Гордон Тревор как-то сразу вытеснил всех моих знакомых, едва появился в Шато-де-Оекс, мы отлично понимали друг друга, гуляли с собакой по имени Хэппи среди лугов, на которых паслись коровы, и в лесу или сидели в моей гостиной перед камином, смотрели на «Мыслящего», молчали и пили виски.

Несколько раз за эти годы я видел один и тот же сон. Когда я был репортером, меня отправили в Японию. Там я побывал в городе Нара в одном храме и видел кото-цитру. И во сне я снова возвращался туда и видел кото-цитру и загадочные иероглифы, и один жрец перевел мне эту надпись.

Она гласила:

В море жизни, в море смерти Устаешь всегда. Душа ищет гору, О которую разбиваются И умолкают все волны.

Да, думал я, когда просыпался, я нашел ее, свою гору. И Гордон тоже нашел ее.

— Мы богаты, — сказал он однажды за виски, — неслыханно богаты, Филипп, ты знаешь это?

— Сиди уж, — ответил я. — Мы не богаты, было бы прекрасно, если бы мы таковыми были.

— Мы богаты, — повторил он упрямо. — Здесь, в Шато-де-Оекс, мы защищены. А любая защита от реальной жизни есть богатство.

— Вот оно что, — сказал я. — Тогда давай выпьем еще по одной.

Когда у бывшего летчика-бомбардировщика в сезон бывало слишком много работы, я помогал ему. Я ездил на раздолбанном «лендровере» с прицепом и останавливался там, где Гордон должен был приземлиться после полета на воздушном шаре, чтобы увезти шар обратно.

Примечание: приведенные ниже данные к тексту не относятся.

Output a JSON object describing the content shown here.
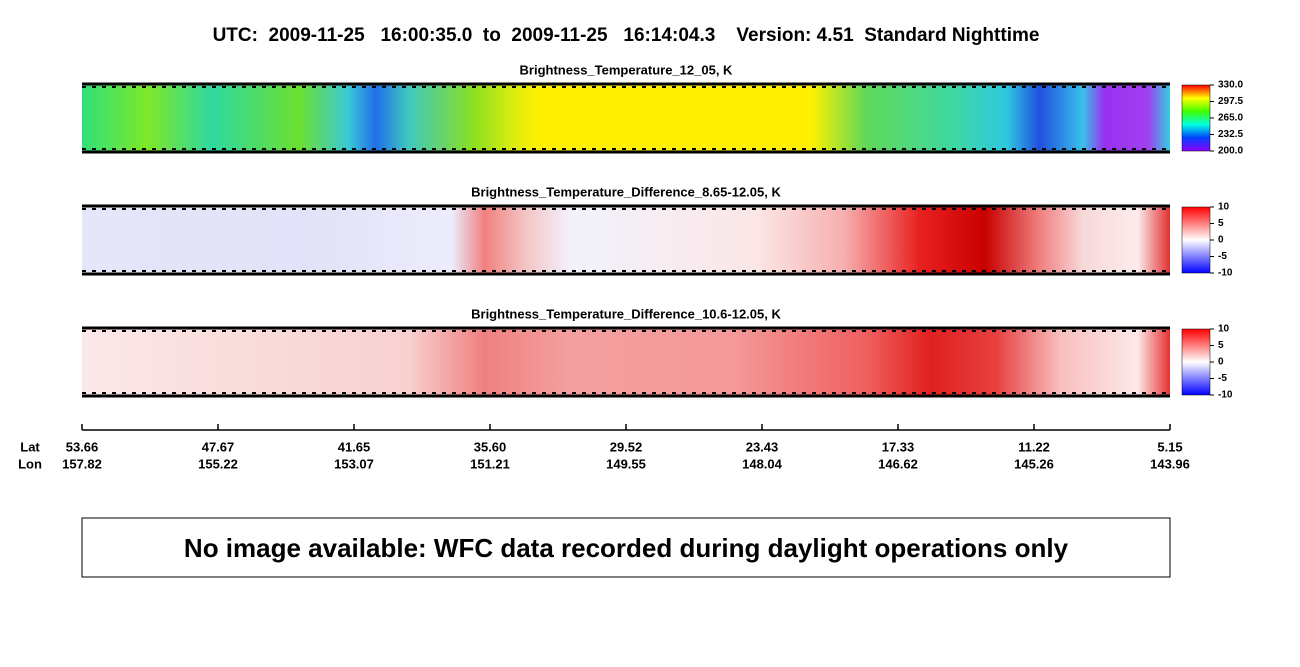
{
  "header": {
    "title": "UTC:  2009-11-25   16:00:35.0  to  2009-11-25   16:14:04.3    Version: 4.51  Standard Nighttime"
  },
  "panels": [
    {
      "title": "Brightness_Temperature_12_05, K",
      "colorbar_ticks": [
        "330.0",
        "297.5",
        "265.0",
        "232.5",
        "200.0"
      ]
    },
    {
      "title": "Brightness_Temperature_Difference_8.65-12.05, K",
      "colorbar_ticks": [
        "10",
        "5",
        "0",
        "-5",
        "-10"
      ]
    },
    {
      "title": "Brightness_Temperature_Difference_10.6-12.05, K",
      "colorbar_ticks": [
        "10",
        "5",
        "0",
        "-5",
        "-10"
      ]
    }
  ],
  "axis": {
    "lat_label": "Lat",
    "lon_label": "Lon",
    "lat": [
      "53.66",
      "47.67",
      "41.65",
      "35.60",
      "29.52",
      "23.43",
      "17.33",
      "11.22",
      "5.15"
    ],
    "lon": [
      "157.82",
      "155.22",
      "153.07",
      "151.21",
      "149.55",
      "148.04",
      "146.62",
      "145.26",
      "143.96"
    ]
  },
  "message": "No image available: WFC data recorded during daylight operations only"
}
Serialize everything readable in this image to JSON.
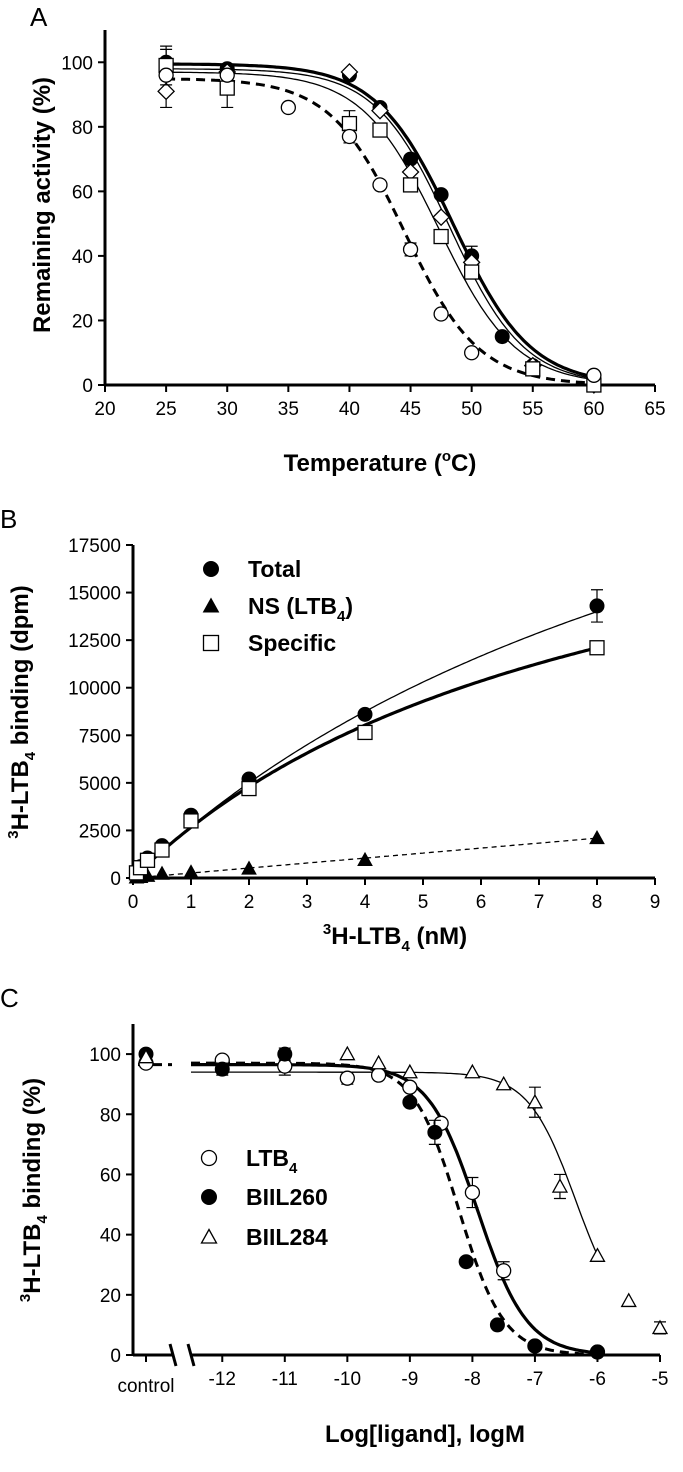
{
  "chart_data": [
    {
      "panel": "A",
      "type": "scatter",
      "xlabel": "Temperature (",
      "xlabel_sup": "o",
      "xlabel_tail": "C)",
      "ylabel": "Remaining activity (%)",
      "xlim": [
        20,
        65
      ],
      "ylim": [
        0,
        110
      ],
      "xticks": [
        "20",
        "25",
        "30",
        "35",
        "40",
        "45",
        "50",
        "55",
        "60",
        "65"
      ],
      "yticks": [
        "0",
        "20",
        "40",
        "60",
        "80",
        "100"
      ],
      "series": [
        {
          "marker": "filled-circle",
          "points": [
            [
              25,
              100
            ],
            [
              30,
              98
            ],
            [
              40,
              96
            ],
            [
              42.5,
              86
            ],
            [
              45,
              70
            ],
            [
              47.5,
              59
            ],
            [
              50,
              40
            ],
            [
              52.5,
              15
            ],
            [
              55,
              6
            ],
            [
              60,
              0
            ]
          ],
          "errors": [
            4,
            0,
            0,
            0,
            0,
            0,
            3,
            0,
            0,
            0
          ],
          "curve": {
            "style": "solid-thick",
            "top": 99.5,
            "bottom": 0,
            "t50": 48.5,
            "slope": 2.9
          }
        },
        {
          "marker": "open-diamond",
          "points": [
            [
              25,
              91
            ],
            [
              30,
              97
            ],
            [
              40,
              97
            ],
            [
              42.5,
              85
            ],
            [
              45,
              66
            ],
            [
              47.5,
              52
            ],
            [
              50,
              38
            ],
            [
              55,
              6
            ],
            [
              60,
              0
            ]
          ],
          "errors": [
            5,
            0,
            0,
            0,
            0,
            0,
            0,
            0,
            0
          ],
          "curve": {
            "style": "solid-thin",
            "top": 98,
            "bottom": 0,
            "t50": 48.2,
            "slope": 2.8
          }
        },
        {
          "marker": "open-square",
          "points": [
            [
              25,
              99
            ],
            [
              30,
              92
            ],
            [
              40,
              81
            ],
            [
              42.5,
              79
            ],
            [
              45,
              62
            ],
            [
              47.5,
              46
            ],
            [
              50,
              35
            ],
            [
              55,
              5
            ],
            [
              60,
              0
            ]
          ],
          "errors": [
            6,
            6,
            4,
            0,
            0,
            0,
            0,
            0,
            0
          ],
          "curve": {
            "style": "solid-thin",
            "top": 97,
            "bottom": 0,
            "t50": 47.3,
            "slope": 2.9
          }
        },
        {
          "marker": "open-circle",
          "points": [
            [
              25,
              96
            ],
            [
              30,
              96
            ],
            [
              35,
              86
            ],
            [
              40,
              77
            ],
            [
              42.5,
              62
            ],
            [
              45,
              42
            ],
            [
              47.5,
              22
            ],
            [
              50,
              10
            ],
            [
              60,
              3
            ]
          ],
          "errors": [
            0,
            0,
            0,
            2,
            0,
            2,
            0,
            0,
            0
          ],
          "curve": {
            "style": "dashed-thick",
            "top": 95,
            "bottom": 0,
            "t50": 44.5,
            "slope": 2.8
          }
        }
      ]
    },
    {
      "panel": "B",
      "type": "scatter",
      "xlabel_pre": "3",
      "xlabel": "H-LTB",
      "xlabel_sub": "4",
      "xlabel_tail": " (nM)",
      "ylabel_pre": "3",
      "ylabel": "H-LTB",
      "ylabel_sub": "4",
      "ylabel_tail": " binding (dpm)",
      "xlim": [
        0,
        9
      ],
      "ylim": [
        0,
        17500
      ],
      "xticks": [
        "0",
        "1",
        "2",
        "3",
        "4",
        "5",
        "6",
        "7",
        "8",
        "9"
      ],
      "yticks": [
        "0",
        "2500",
        "5000",
        "7500",
        "10000",
        "12500",
        "15000",
        "17500"
      ],
      "legend": [
        {
          "marker": "filled-circle",
          "label": "Total"
        },
        {
          "marker": "filled-triangle",
          "label": "NS (LTB",
          "sub": "4",
          "tail": ")"
        },
        {
          "marker": "open-square",
          "label": "Specific"
        }
      ],
      "series": [
        {
          "name": "Total",
          "marker": "filled-circle",
          "points": [
            [
              0.06,
              300
            ],
            [
              0.13,
              600
            ],
            [
              0.25,
              1050
            ],
            [
              0.5,
              1700
            ],
            [
              1,
              3300
            ],
            [
              2,
              5200
            ],
            [
              4,
              8600
            ],
            [
              8,
              14300
            ]
          ],
          "errors": [
            0,
            0,
            0,
            0,
            0,
            0,
            0,
            850
          ],
          "curve": {
            "style": "solid-thin",
            "fn": "sat",
            "bmax": 35000,
            "kd": 12
          }
        },
        {
          "name": "NS (LTB4)",
          "marker": "filled-triangle",
          "points": [
            [
              0.06,
              30
            ],
            [
              0.13,
              60
            ],
            [
              0.25,
              120
            ],
            [
              0.5,
              230
            ],
            [
              1,
              300
            ],
            [
              2,
              500
            ],
            [
              4,
              950
            ],
            [
              8,
              2100
            ]
          ],
          "errors": [
            0,
            0,
            0,
            0,
            0,
            0,
            0,
            0
          ],
          "curve": {
            "style": "dashed-thin",
            "fn": "lin",
            "slope": 262
          }
        },
        {
          "name": "Specific",
          "marker": "open-square",
          "points": [
            [
              0.06,
              270
            ],
            [
              0.13,
              540
            ],
            [
              0.25,
              930
            ],
            [
              0.5,
              1470
            ],
            [
              1,
              3000
            ],
            [
              2,
              4700
            ],
            [
              4,
              7650
            ],
            [
              8,
              12100
            ]
          ],
          "errors": [
            0,
            0,
            0,
            0,
            0,
            0,
            0,
            0
          ],
          "curve": {
            "style": "solid-thick",
            "fn": "sat",
            "bmax": 24500,
            "kd": 8.2
          }
        }
      ]
    },
    {
      "panel": "C",
      "type": "scatter",
      "xlabel": "Log[ligand], logM",
      "ylabel_pre": "3",
      "ylabel": "H-LTB",
      "ylabel_sub": "4",
      "ylabel_tail": " binding (%)",
      "control_label": "control",
      "xlim": [
        -12.5,
        -5
      ],
      "ylim": [
        0,
        110
      ],
      "xticks": [
        "-12",
        "-11",
        "-10",
        "-9",
        "-8",
        "-7",
        "-6",
        "-5"
      ],
      "yticks": [
        "0",
        "20",
        "40",
        "60",
        "80",
        "100"
      ],
      "legend": [
        {
          "marker": "open-circle",
          "label": "LTB",
          "sub": "4"
        },
        {
          "marker": "filled-circle",
          "label": "BIIL260"
        },
        {
          "marker": "open-triangle",
          "label": "BIIL284"
        }
      ],
      "series": [
        {
          "name": "LTB4",
          "marker": "open-circle",
          "control": 97,
          "points": [
            [
              -12,
              98
            ],
            [
              -11,
              96
            ],
            [
              -10,
              92
            ],
            [
              -9.5,
              93
            ],
            [
              -9,
              89
            ],
            [
              -8.5,
              77
            ],
            [
              -8,
              54
            ],
            [
              -7.5,
              28
            ],
            [
              -7,
              3
            ],
            [
              -6,
              1
            ]
          ],
          "errors": [
            0,
            3,
            2,
            0,
            0,
            0,
            5,
            3,
            0,
            0
          ],
          "curve": {
            "style": "solid-thick",
            "top": 96.5,
            "bottom": 0,
            "logic50": -7.92,
            "hill": 1.1
          }
        },
        {
          "name": "BIIL260",
          "marker": "filled-circle",
          "control": 100,
          "points": [
            [
              -12,
              95
            ],
            [
              -11,
              100
            ],
            [
              -9,
              84
            ],
            [
              -8.6,
              74
            ],
            [
              -8.1,
              31
            ],
            [
              -7.6,
              10
            ],
            [
              -7,
              3
            ],
            [
              -6,
              1
            ]
          ],
          "errors": [
            2,
            2,
            0,
            4,
            0,
            0,
            0,
            0
          ],
          "curve": {
            "style": "dashed-thick",
            "top": 97,
            "bottom": 0,
            "logic50": -8.22,
            "hill": 1.2
          }
        },
        {
          "name": "BIIL284",
          "marker": "open-triangle",
          "control": 99,
          "points": [
            [
              -10,
              100
            ],
            [
              -9.5,
              97
            ],
            [
              -9,
              94
            ],
            [
              -8,
              94
            ],
            [
              -7.5,
              90
            ],
            [
              -7,
              84
            ],
            [
              -6.6,
              56
            ],
            [
              -6,
              33
            ],
            [
              -5.5,
              18
            ],
            [
              -5,
              9
            ]
          ],
          "errors": [
            0,
            0,
            0,
            0,
            0,
            5,
            4,
            0,
            0,
            2
          ],
          "curve": {
            "style": "solid-thin",
            "top": 94,
            "bottom": 9,
            "logic50": -6.35,
            "hill": 1.15
          }
        }
      ]
    }
  ],
  "panels": {
    "a": "A",
    "b": "B",
    "c": "C"
  }
}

7 августа 1988 года, в воскресенье, позвонил месье Ольтрамар и сообщил, что господин и дама из Рима хотели бы полетать на шаре во второй половине дня в понедельник. Помощник Гордона болел, и на «лендровере» снова поехал я. У нас были предусмотрены все случаи, мы обговаривали лишь мелочи, я наблюдал за сине-желто-красным шаром Гордона в голубом небе и трясся на машине по дорогам и цветущим полям. Это было лето, разгар сезона, и навстречу мне попадались веселые и беззаботные люди.

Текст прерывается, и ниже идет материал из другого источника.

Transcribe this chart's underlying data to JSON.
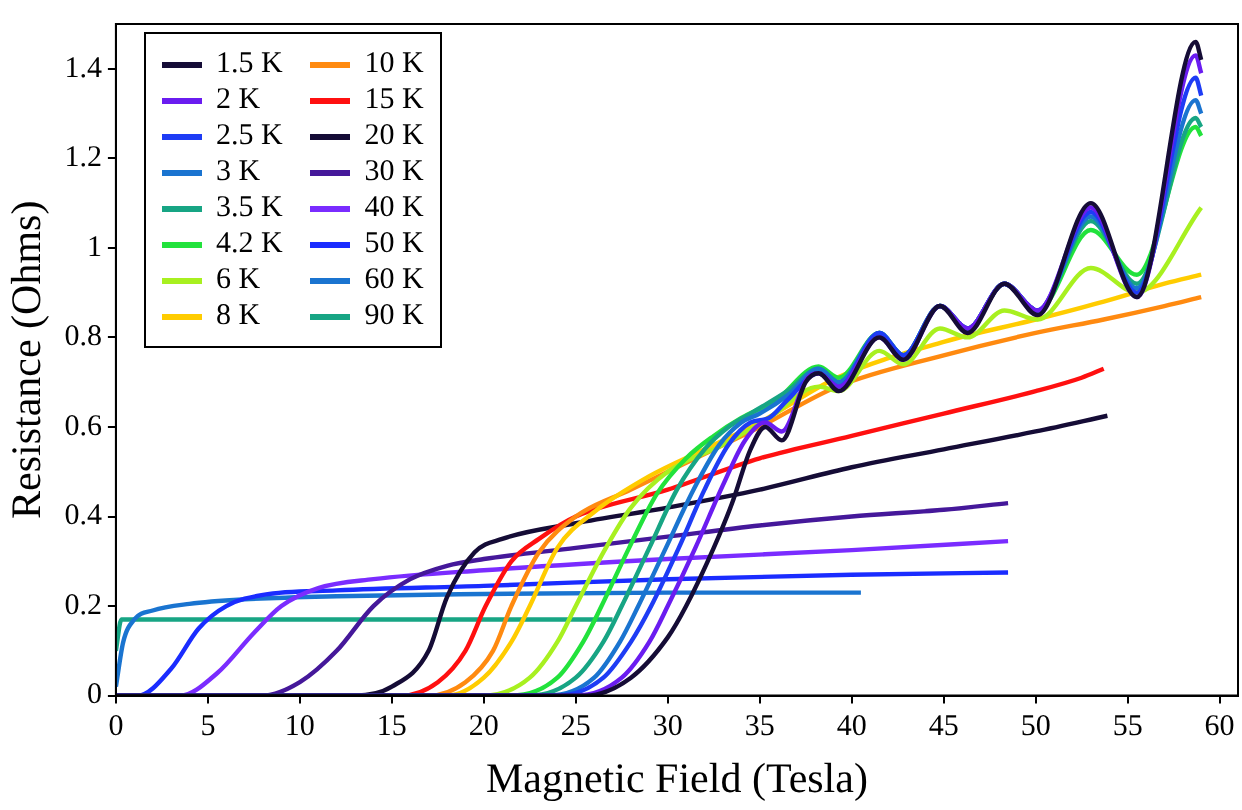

Гордон приземлился на большой поляне. Я постарался подъехать как можно ближе, и тут Гордон сделал то, что привело меня в восторг. Чтобы оказаться рядом со мной, он несколько раз выпустил внутрь шара короткие порции горящего пропана. Шар, грациозно подскакивая над пашней, приблизился к «Лендроверу», мы отсоединили баллон от корзины, выпустили из него воздух, сложили и погрузили на прицеп. Потом я отвез супружескую пару из Италии, взволнованно молчавшую (как многие возвращавшиеся из полета), в гостиницу, и мы с Гордоном отправились домой. По дороге заглянули к месье Ольтрамару за нашими газетами, которые он получал для нас на почте. Писем никогда не было, и казалось, что в целом свете не осталось никого, кто еще помнил о Гордоне или обо мне, а нам только того и надо было. Не доезжая до Ле Фергерона, мы остановились в тени старого дерева, чтобы пролистать свежую прессу. Гордон курил трубку.